Token counters are populated from each provider's native usage response field. They are not incremented for streaming responses, since token counts are not reliably available mid-stream.

Label values

provider: openai, anthropic, gemini, ollama, bedrock, or the name of any configured OpenAI-compatible provider

entity_type: Philter entity type string, e.g. NER_ENTITY, SSN, PHONE_NUMBER, EMAIL_ADDRESS. The full list depends on your Philter policy configuration.

policy: The Philter policy name matched by the route, e.g. default, hipaa-safe-harbor.

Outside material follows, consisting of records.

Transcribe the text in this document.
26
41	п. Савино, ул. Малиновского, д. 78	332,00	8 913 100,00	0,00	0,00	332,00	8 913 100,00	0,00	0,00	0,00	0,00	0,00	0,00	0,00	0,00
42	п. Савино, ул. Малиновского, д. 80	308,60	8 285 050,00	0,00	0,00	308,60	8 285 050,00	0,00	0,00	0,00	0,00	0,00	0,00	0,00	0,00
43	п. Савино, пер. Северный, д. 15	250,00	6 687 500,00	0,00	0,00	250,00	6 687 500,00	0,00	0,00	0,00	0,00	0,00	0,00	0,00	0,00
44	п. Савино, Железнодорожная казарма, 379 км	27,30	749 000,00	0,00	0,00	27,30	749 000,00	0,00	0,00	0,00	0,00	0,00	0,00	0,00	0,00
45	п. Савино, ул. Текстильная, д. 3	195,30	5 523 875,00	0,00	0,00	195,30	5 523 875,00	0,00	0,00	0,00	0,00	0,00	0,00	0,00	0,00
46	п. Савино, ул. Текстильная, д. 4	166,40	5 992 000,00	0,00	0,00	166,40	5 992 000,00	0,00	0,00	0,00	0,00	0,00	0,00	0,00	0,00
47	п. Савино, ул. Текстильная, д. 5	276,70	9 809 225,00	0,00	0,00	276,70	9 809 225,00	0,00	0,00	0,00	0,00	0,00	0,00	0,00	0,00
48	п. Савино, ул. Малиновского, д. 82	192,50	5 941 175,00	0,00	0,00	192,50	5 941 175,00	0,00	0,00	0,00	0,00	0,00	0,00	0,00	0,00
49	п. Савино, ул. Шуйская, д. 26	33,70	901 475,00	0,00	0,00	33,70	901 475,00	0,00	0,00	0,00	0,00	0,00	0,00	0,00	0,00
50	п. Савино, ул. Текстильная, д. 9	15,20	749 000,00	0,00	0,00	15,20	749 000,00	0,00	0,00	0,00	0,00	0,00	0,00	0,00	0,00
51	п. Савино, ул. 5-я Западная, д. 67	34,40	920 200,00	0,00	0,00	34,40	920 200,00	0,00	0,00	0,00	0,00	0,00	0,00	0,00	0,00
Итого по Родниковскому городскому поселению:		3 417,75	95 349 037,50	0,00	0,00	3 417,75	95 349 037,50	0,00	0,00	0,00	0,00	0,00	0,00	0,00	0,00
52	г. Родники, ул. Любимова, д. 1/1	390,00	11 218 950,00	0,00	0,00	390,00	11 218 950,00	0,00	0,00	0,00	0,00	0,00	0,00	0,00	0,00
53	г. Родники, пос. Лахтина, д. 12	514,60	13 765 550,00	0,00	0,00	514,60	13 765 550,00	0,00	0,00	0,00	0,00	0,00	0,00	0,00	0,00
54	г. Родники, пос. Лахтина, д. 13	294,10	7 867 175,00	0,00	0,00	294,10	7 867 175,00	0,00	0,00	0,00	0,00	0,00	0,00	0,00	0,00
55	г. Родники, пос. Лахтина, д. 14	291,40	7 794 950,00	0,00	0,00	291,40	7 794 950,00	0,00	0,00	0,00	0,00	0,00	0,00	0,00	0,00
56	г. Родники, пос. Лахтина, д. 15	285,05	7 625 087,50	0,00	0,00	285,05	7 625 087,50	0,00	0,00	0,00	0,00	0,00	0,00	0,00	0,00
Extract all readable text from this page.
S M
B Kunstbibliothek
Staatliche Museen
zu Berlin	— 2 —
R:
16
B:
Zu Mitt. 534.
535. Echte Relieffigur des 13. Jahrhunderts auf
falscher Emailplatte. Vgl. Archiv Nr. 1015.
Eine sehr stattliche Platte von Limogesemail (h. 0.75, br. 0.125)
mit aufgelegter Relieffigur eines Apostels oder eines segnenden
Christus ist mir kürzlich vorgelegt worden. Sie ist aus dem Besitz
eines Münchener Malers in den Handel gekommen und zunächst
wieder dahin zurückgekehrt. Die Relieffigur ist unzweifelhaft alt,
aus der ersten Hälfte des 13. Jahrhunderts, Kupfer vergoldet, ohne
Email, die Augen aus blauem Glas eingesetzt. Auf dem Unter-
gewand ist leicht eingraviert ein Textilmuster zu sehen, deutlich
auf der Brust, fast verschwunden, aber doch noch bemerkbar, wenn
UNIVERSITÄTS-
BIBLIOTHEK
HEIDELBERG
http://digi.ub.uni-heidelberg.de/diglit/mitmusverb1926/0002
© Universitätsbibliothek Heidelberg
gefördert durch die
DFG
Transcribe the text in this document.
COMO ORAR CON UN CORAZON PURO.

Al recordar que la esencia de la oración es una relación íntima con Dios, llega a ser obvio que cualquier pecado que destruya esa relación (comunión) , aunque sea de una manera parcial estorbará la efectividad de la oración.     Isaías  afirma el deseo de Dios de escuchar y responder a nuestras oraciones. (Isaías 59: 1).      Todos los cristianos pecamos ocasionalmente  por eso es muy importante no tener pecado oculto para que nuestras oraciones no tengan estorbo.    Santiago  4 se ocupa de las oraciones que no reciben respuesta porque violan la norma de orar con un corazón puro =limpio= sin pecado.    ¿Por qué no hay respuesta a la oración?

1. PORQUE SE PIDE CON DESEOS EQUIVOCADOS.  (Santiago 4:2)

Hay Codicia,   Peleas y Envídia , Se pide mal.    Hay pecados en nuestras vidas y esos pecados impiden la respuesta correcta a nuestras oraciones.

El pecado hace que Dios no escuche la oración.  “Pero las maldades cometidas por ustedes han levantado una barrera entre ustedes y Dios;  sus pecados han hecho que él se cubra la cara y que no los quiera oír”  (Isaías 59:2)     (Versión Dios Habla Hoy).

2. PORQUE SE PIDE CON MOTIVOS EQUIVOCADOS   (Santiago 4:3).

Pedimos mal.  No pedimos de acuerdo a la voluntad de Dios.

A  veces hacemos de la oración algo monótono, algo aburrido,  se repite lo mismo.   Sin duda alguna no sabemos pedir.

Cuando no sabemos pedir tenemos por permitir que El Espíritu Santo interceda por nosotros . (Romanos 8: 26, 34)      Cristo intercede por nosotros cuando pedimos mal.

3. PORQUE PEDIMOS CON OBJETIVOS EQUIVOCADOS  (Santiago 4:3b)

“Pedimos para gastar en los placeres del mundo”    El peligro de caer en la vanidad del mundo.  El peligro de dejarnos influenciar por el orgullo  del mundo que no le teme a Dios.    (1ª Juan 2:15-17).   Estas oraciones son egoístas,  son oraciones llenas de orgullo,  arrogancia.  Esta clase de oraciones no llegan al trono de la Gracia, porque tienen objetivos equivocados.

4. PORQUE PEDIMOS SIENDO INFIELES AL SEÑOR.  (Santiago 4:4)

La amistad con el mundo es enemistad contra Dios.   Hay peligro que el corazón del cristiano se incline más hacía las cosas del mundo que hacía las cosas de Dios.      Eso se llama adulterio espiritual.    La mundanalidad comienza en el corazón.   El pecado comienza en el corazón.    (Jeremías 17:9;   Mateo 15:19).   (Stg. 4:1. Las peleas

scope (on concurrency metrics): global for the proxy-wide cap, per_key for per-API-key caps.

Health Endpoints

The proxy exposes three HTTP endpoints on the proxy port (not the metrics port) for use as load-balancer health checks and Kubernetes probes.

/livez (liveness)

Always returns 200 OK with body {"status":"ok"} as long as the process is running and the listener is accepting connections. Does not probe Philter - this is the endpoint to point a Kubernetes liveness probe at, so transient upstream blips don't trigger pod restarts.

/readyz (readiness)

Returns 200 OK with body {"status":"ok"} when the proxy is willing to accept traffic, or 503 Service Unavailable with body {"status":"not_ready","reason":"philter_circuit_open"} when the Philter circuit breaker is open AND configured to block. In every other state (no breaker configured, breaker closed, breaker half-open, or breaker open with fallback: passthrough) the proxy is considered ready: individual requests may still fail but Kubernetes should NOT shed traffic from the pod.

Does not probe Philter - the breaker's existing state is the source of truth. This keeps readiness cheap and avoids adding load to a struggling Philter.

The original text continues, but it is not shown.